I will then charge this capacitor series by its negative terminal.

This circuit looks very vell for ceramic capacitors but my question is if it would perform the same for electrolytic polarized capacitors? Since I will be charging the negative voltage capacitors again by the capacitor's negative terminal, I don't know if I should charge those polarized capacitors by the negative terminal.

• Sounds like an XY problem. What's the issue with just using a standard DC-DC inverter? – uint128_t Jan 16 '17 at 18:33
• @uint128_t I can not reveal the whole design but believe me this is necessary. I need a simple answer, is there any harm in using polarized capacitors for this purpose? – Alper91 Jan 16 '17 at 18:35
• You are never reversing the polarity across any cap, so polarized is fine. And... I second uint128_t, you could probably use an off the shelf solution. Even the max232 generates a negative voltage w/ polarized caps :) You can do it too! – Vladimir Cravero Jan 16 '17 at 19:03

The only rule for polarized capacitors, such as electrolytic, tantalum etc., is that a potential on a positive ($+$) terminal is higher than the potential on a negative ($-$) terminal. If you reverse polarity, the polarized capacitor will most probably blow. That said, the capacitor doesn't know what is "negative voltage". As long as $V_+$ is higher than $V_-$, you're okay.

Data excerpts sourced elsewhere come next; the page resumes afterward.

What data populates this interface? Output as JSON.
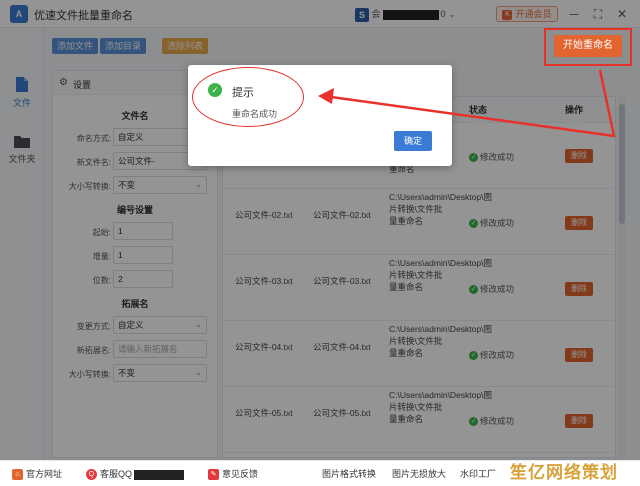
{
  "titlebar": {
    "app_title": "优速文件批量重命名",
    "user_prefix": "会",
    "user_suffix": "0",
    "vip_label": "开通会员",
    "logo_text": "A",
    "s_icon_text": "S"
  },
  "leftnav": {
    "items": [
      {
        "label": "文件",
        "active": true
      },
      {
        "label": "文件夹",
        "active": false
      }
    ]
  },
  "toolbar": {
    "add_file": "添加文件",
    "add_dir": "添加目录",
    "clear_list": "清除列表",
    "start_rename": "开始重命名"
  },
  "settings": {
    "header": "设置",
    "filename_section": "文件名",
    "naming_mode_label": "命名方式:",
    "naming_mode_value": "自定义",
    "new_name_label": "新文件名:",
    "new_name_value": "公司文件-",
    "case_label": "大小写转换:",
    "case_value": "不变",
    "numbering_section": "编号设置",
    "start_label": "起始:",
    "start_value": "1",
    "step_label": "增量:",
    "step_value": "1",
    "digits_label": "位数:",
    "digits_value": "2",
    "ext_section": "拓展名",
    "ext_mode_label": "变更方式:",
    "ext_mode_value": "自定义",
    "new_ext_label": "新拓展名:",
    "new_ext_placeholder": "请输入新拓展名",
    "ext_case_label": "大小写转换:",
    "ext_case_value": "不变"
  },
  "table": {
    "col_status": "状态",
    "col_action": "操作",
    "rows": [
      {
        "orig": "",
        "newname": "",
        "path": "",
        "status": "修改成功",
        "action": "删除"
      },
      {
        "orig": "公司文件-02.txt",
        "newname": "公司文件-02.txt",
        "path": "C:\\Users\\admin\\Desktop\\图片转换\\文件批量重命名",
        "status": "修改成功",
        "action": "删除"
      },
      {
        "orig": "公司文件-03.txt",
        "newname": "公司文件-03.txt",
        "path": "C:\\Users\\admin\\Desktop\\图片转换\\文件批量重命名",
        "status": "修改成功",
        "action": "删除"
      },
      {
        "orig": "公司文件-04.txt",
        "newname": "公司文件-04.txt",
        "path": "C:\\Users\\admin\\Desktop\\图片转换\\文件批量重命名",
        "status": "修改成功",
        "action": "删除"
      },
      {
        "orig": "公司文件-05.txt",
        "newname": "公司文件-05.txt",
        "path": "C:\\Users\\admin\\Desktop\\图片转换\\文件批量重命名",
        "status": "修改成功",
        "action": "删除"
      }
    ],
    "row0_path_tail": "重命名"
  },
  "dialog": {
    "title": "提示",
    "message": "重命名成功",
    "confirm": "确定"
  },
  "footer": {
    "official_site": "官方网址",
    "support_qq": "客服QQ",
    "feedback": "意见反馈",
    "img_convert": "图片格式转换",
    "img_compress": "图片无损放大",
    "watermark_factory": "水印工厂"
  },
  "watermark": "笙亿网络策划",
  "colors": {
    "accent": "#3a7bd5",
    "danger": "#e2652f",
    "success": "#3bb34a",
    "highlight": "#e8312a"
  }
}
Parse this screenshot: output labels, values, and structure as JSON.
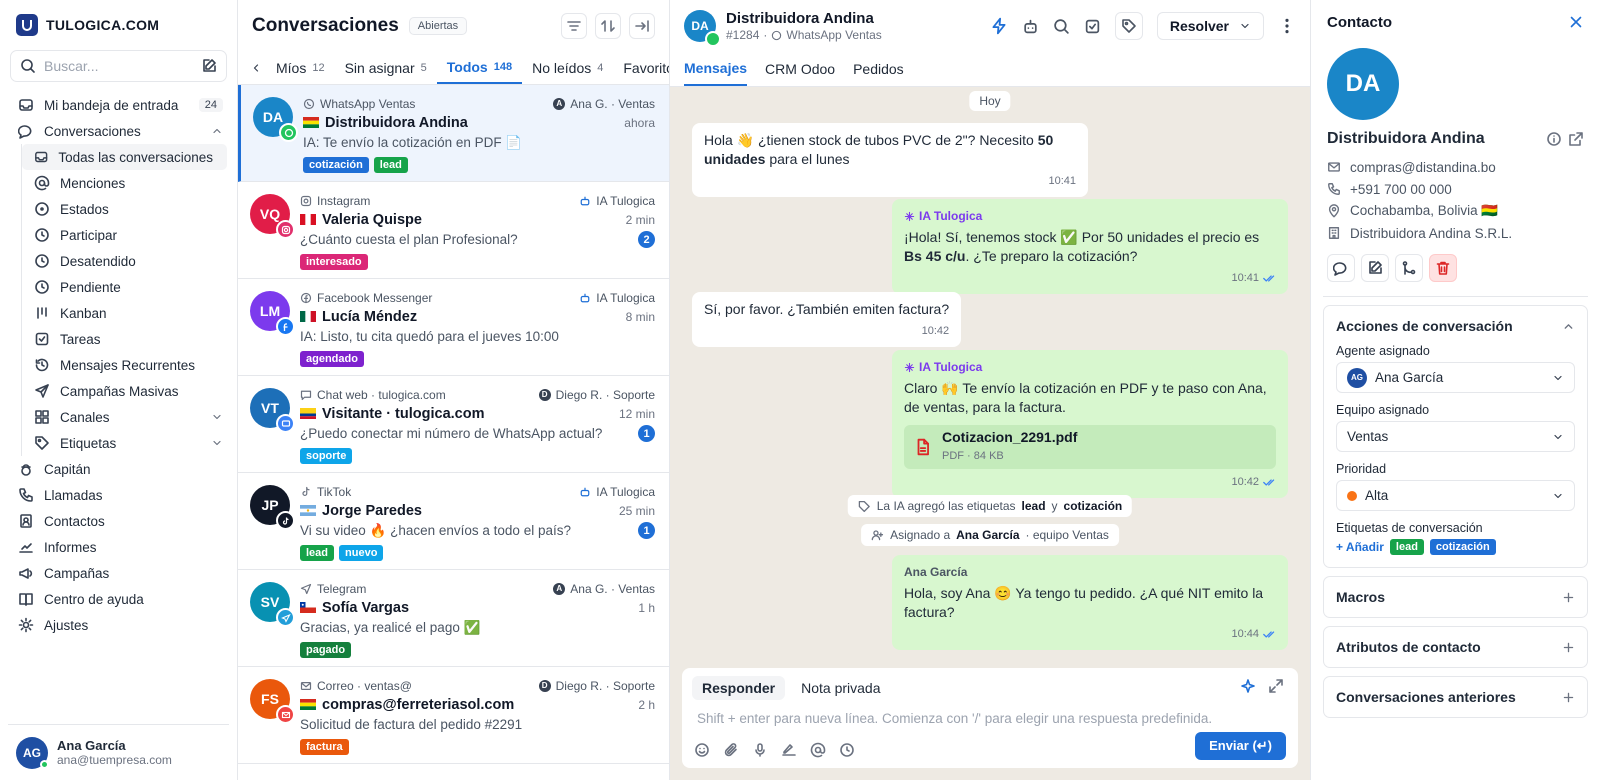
{
  "brand": {
    "name": "TULOGICA.COM"
  },
  "sidebar": {
    "search_placeholder": "Buscar...",
    "items": [
      {
        "label": "Mi bandeja de entrada",
        "count": "24"
      },
      {
        "label": "Conversaciones"
      },
      {
        "label": "Todas las conversaciones"
      },
      {
        "label": "Menciones"
      },
      {
        "label": "Estados"
      },
      {
        "label": "Participar"
      },
      {
        "label": "Desatendido"
      },
      {
        "label": "Pendiente"
      },
      {
        "label": "Kanban"
      },
      {
        "label": "Tareas"
      },
      {
        "label": "Mensajes Recurrentes"
      },
      {
        "label": "Campañas Masivas"
      },
      {
        "label": "Canales"
      },
      {
        "label": "Etiquetas"
      },
      {
        "label": "Capitán"
      },
      {
        "label": "Llamadas"
      },
      {
        "label": "Contactos"
      },
      {
        "label": "Informes"
      },
      {
        "label": "Campañas"
      },
      {
        "label": "Centro de ayuda"
      },
      {
        "label": "Ajustes"
      }
    ],
    "user": {
      "initials": "AG",
      "name": "Ana García",
      "email": "ana@tuempresa.com"
    }
  },
  "list": {
    "title": "Conversaciones",
    "status": "Abiertas",
    "tabs": [
      {
        "label": "Míos",
        "count": "12"
      },
      {
        "label": "Sin asignar",
        "count": "5"
      },
      {
        "label": "Todos",
        "count": "148"
      },
      {
        "label": "No leídos",
        "count": "4"
      },
      {
        "label": "Favoritos",
        "count": ""
      }
    ],
    "conversations": [
      {
        "initials": "DA",
        "channel": "WhatsApp Ventas",
        "agent": "Ana G. · Ventas",
        "agent_initial": "A",
        "name": "Distribuidora Andina",
        "time": "ahora",
        "preview": "IA: Te envío la cotización en PDF 📄",
        "unread": "",
        "tags": [
          {
            "label": "cotización",
            "color": "#1f6fd6"
          },
          {
            "label": "lead",
            "color": "#16a34a"
          }
        ]
      },
      {
        "initials": "VQ",
        "channel": "Instagram",
        "agent": "IA Tulogica",
        "agent_initial": "",
        "name": "Valeria Quispe",
        "time": "2 min",
        "preview": "¿Cuánto cuesta el plan Profesional?",
        "unread": "2",
        "tags": [
          {
            "label": "interesado",
            "color": "#db2777"
          }
        ]
      },
      {
        "initials": "LM",
        "channel": "Facebook Messenger",
        "agent": "IA Tulogica",
        "agent_initial": "",
        "name": "Lucía Méndez",
        "time": "8 min",
        "preview": "IA: Listo, tu cita quedó para el jueves 10:00",
        "unread": "",
        "tags": [
          {
            "label": "agendado",
            "color": "#7e22ce"
          }
        ]
      },
      {
        "initials": "VT",
        "channel": "Chat web · tulogica.com",
        "agent": "Diego R. · Soporte",
        "agent_initial": "D",
        "name": "Visitante · tulogica.com",
        "time": "12 min",
        "preview": "¿Puedo conectar mi número de WhatsApp actual?",
        "unread": "1",
        "tags": [
          {
            "label": "soporte",
            "color": "#0ea5e9"
          }
        ]
      },
      {
        "initials": "JP",
        "channel": "TikTok",
        "agent": "IA Tulogica",
        "agent_initial": "",
        "name": "Jorge Paredes",
        "time": "25 min",
        "preview": "Vi su video 🔥 ¿hacen envíos a todo el país?",
        "unread": "1",
        "tags": [
          {
            "label": "lead",
            "color": "#16a34a"
          },
          {
            "label": "nuevo",
            "color": "#0ea5e9"
          }
        ]
      },
      {
        "initials": "SV",
        "channel": "Telegram",
        "agent": "Ana G. · Ventas",
        "agent_initial": "A",
        "name": "Sofía Vargas",
        "time": "1 h",
        "preview": "Gracias, ya realicé el pago ✅",
        "unread": "",
        "tags": [
          {
            "label": "pagado",
            "color": "#15803d"
          }
        ]
      },
      {
        "initials": "FS",
        "channel": "Correo · ventas@",
        "agent": "Diego R. · Soporte",
        "agent_initial": "D",
        "name": "compras@ferreteriasol.com",
        "time": "2 h",
        "preview": "Solicitud de factura del pedido #2291",
        "unread": "",
        "tags": [
          {
            "label": "factura",
            "color": "#ea580c"
          }
        ]
      }
    ]
  },
  "chat": {
    "initials": "DA",
    "name": "Distribuidora Andina",
    "id": "#1284",
    "channel": "WhatsApp Ventas",
    "resolve_label": "Resolver",
    "tabs": [
      "Mensajes",
      "CRM Odoo",
      "Pedidos"
    ],
    "day": "Hoy",
    "m1": {
      "pre": "Hola 👋 ¿tienen stock de tubos PVC de 2\"? Necesito ",
      "bold": "50 unidades",
      "post": " para el lunes",
      "time": "10:41"
    },
    "m2": {
      "sender": "IA Tulogica",
      "pre": "¡Hola! Sí, tenemos stock ✅ Por 50 unidades el precio es ",
      "bold": "Bs 45 c/u",
      "post": ". ¿Te preparo la cotización?",
      "time": "10:41"
    },
    "m3": {
      "text": "Sí, por favor. ¿También emiten factura?",
      "time": "10:42"
    },
    "m4": {
      "sender": "IA Tulogica",
      "text": "Claro 🙌 Te envío la cotización en PDF y te paso con Ana, de ventas, para la factura.",
      "file_name": "Cotizacion_2291.pdf",
      "file_meta": "PDF · 84 KB",
      "time": "10:42"
    },
    "sys1": {
      "pre": "La IA agregó las etiquetas",
      "t1": "lead",
      "mid": "y",
      "t2": "cotización"
    },
    "sys2": {
      "pre": "Asignado a",
      "who": "Ana García",
      "post": "· equipo Ventas"
    },
    "m5": {
      "sender": "Ana García",
      "text": "Hola, soy Ana 😊 Ya tengo tu pedido. ¿A qué NIT emito la factura?",
      "time": "10:44"
    },
    "composer": {
      "reply": "Responder",
      "note": "Nota privada",
      "placeholder": "Shift + enter para nueva línea. Comienza con '/' para elegir una respuesta predefinida.",
      "send": "Enviar (↵)"
    }
  },
  "contact": {
    "title": "Contacto",
    "initials": "DA",
    "name": "Distribuidora Andina",
    "email": "compras@distandina.bo",
    "phone": "+591 700 00 000",
    "location": "Cochabamba, Bolivia 🇧🇴",
    "company": "Distribuidora Andina S.R.L.",
    "actions_title": "Acciones de conversación",
    "agent_label": "Agente asignado",
    "agent_initials": "AG",
    "agent_value": "Ana García",
    "team_label": "Equipo asignado",
    "team_value": "Ventas",
    "priority_label": "Prioridad",
    "priority_value": "Alta",
    "labels_label": "Etiquetas de conversación",
    "add_label": "+ Añadir",
    "tags": [
      {
        "label": "lead",
        "color": "#16a34a"
      },
      {
        "label": "cotización",
        "color": "#1f6fd6"
      }
    ],
    "sections": [
      "Macros",
      "Atributos de contacto",
      "Conversaciones anteriores"
    ]
  }
}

As for non-polarized capacitors, such as ceramic, film etc., it doesn't matter how you connect them, as they're not polarized.

• There is one more rule: don't exceed the maximum rated voltage. You should stay well below it. – Uwe Jan 18 '17 at 14:40

Since I will be charging the negative voltage capacitors again by the capacitor's negative terminal, I don't know if I should charge those polarized capacitors by the negative terminal.

I'm not sure what this means. Charging a capacitor by a single terminal is nonsensical, it's a two terminal device and current flows through it according to I = C dV/dt, which applies to both terminals.

You can use polarized capacitors if the voltage across the capacitors stays equal or greater than 0V. It's difficult to tell from the plots (and unfortunately CircuitLab doesn't seem to know how to plot the voltage across a component, which is silly), but after playing around with the simulation, it looks like this criteria is met and you could indeed use polarized capacitors.

It's worth pointing out that using polarized electrolytics for this: ceramics will likely outperform electrolytics in numerous specs at this capacitance/voltage, so you might as well use ceramics. Almost certainly smaller, for one.

Edit: after a quick look at Digikey, if you're using SMT components, you're almost forced to use ceramic. There are loads of 1206 1uF ceramics, very few SMT aluminum 1uF caps with a voltage rating above 100V.